There’s no doubt what summer would become after 1989. Juggernauts like Terminator 2: Judgement Day and Independence Day would break records in the 1990s on the road to box office immortality. The summer would also become overstuffed with sequels for the next 30 years, as blockbuster movies turned into monster franchises like Mission: Impossible and as established names like Lethal Weapon continued to generate huge returns. Throughout the 1990s, Batman sequels swooped into cineplexes, as did huge brands like Jurassic Park and Men In Black. In the 2000s, franchises would come to dominate the summer almost entirely, via the resurrected Star Wars franchise, Disney’s Pirates of the Caribbean movies and the surging popularity of superhero films like X-Men, Spider-Man and Christopher Nolan’s Dark Knight Batman films.
Throughout the 1990s, as names like Michael Bay and Jerry Bruckheimer became synonymous with the hottest months of the year, it became apparent how empty blockbuster moviemaking could be.
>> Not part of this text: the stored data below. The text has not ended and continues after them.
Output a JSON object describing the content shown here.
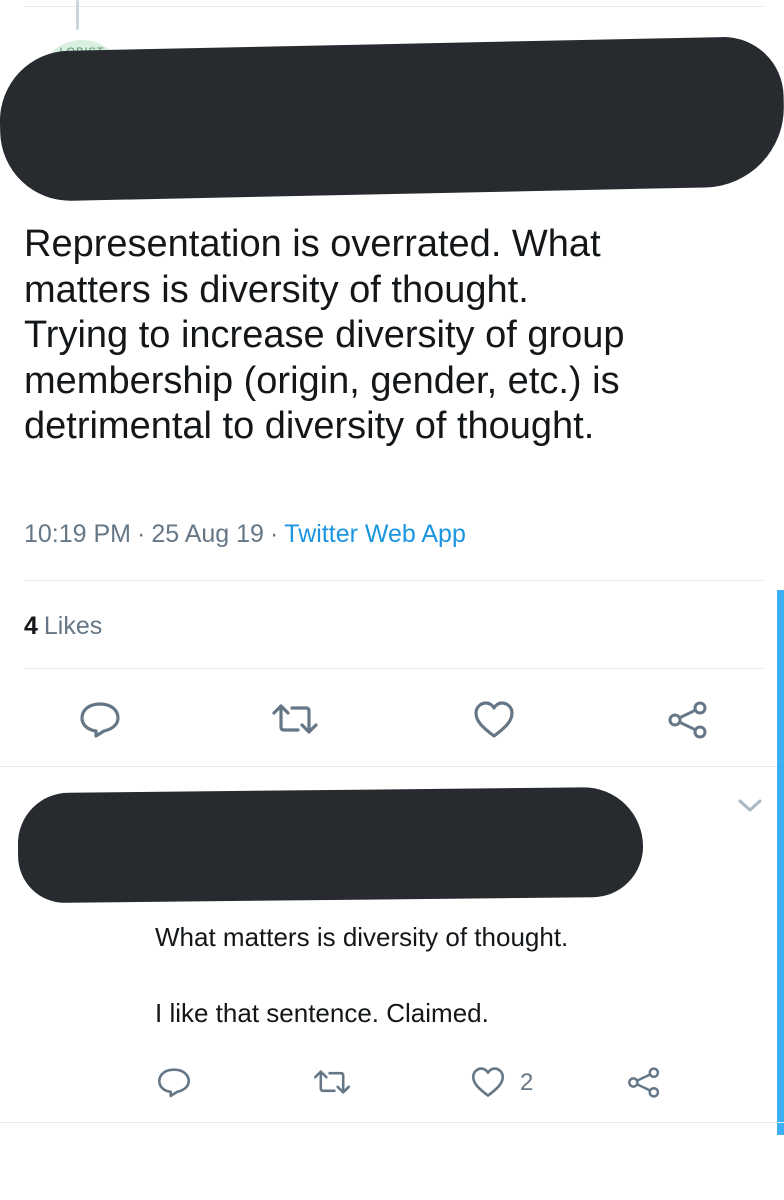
{
  "main_tweet": {
    "avatar_text": "LOBIST",
    "text": "Representation is overrated. What\nmatters is diversity of thought.\nTrying to increase diversity of group\nmembership (origin, gender, etc.) is\ndetrimental to diversity of thought.",
    "time": "10:19 PM",
    "date": "25 Aug 19",
    "separator": "·",
    "source": "Twitter Web App",
    "likes_count": "4",
    "likes_label": "Likes"
  },
  "reply_tweet": {
    "text": "What matters is diversity of thought.\n\nI like that sentence. Claimed.",
    "like_count": "2"
  },
  "icons": {
    "reply": "reply-icon",
    "retweet": "retweet-icon",
    "like": "heart-icon",
    "share": "share-icon",
    "chevron": "chevron-down-icon"
  },
  "colors": {
    "text": "#14171a",
    "secondary": "#657786",
    "link": "#1b95e0",
    "redaction": "#272b30",
    "divider": "#e6ecf0"
  }
}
The season for big movies yielded hollow hit flicks like Con Air and Armageddon; and the hyper-branding associated with so many franchises eventually strangled them to death. The Batman franchise deteriorated; what began as a boldly quirky reimagining devolved into a schlocky two-hour toy commercial by the time of 1997's woeful Batman and Robin ($238 million worldwide). The summer season became less inspired and more obviously calculated.
But in the summer of 1989, there was a magic in watching the Joker dance to Prince songs through downtown Gotham or in seeing Indy bicker with his dad as they fought the Nazis. The big money cash-grabs were what made 1989 big. But it was the quality stuff that made it memorable. And the legacy of that summer reverberates in the best Marvel flicks, the most charming returns from Pixar and the most exciting action epics from J.J. Abrams. As everything has become even more franchise-driven over the past ten years, it’s worth looking back at that one big summer where it felt like everybody was at the movies. Summer is when Hollywood does it big. And there weren’t many bigger than 1989.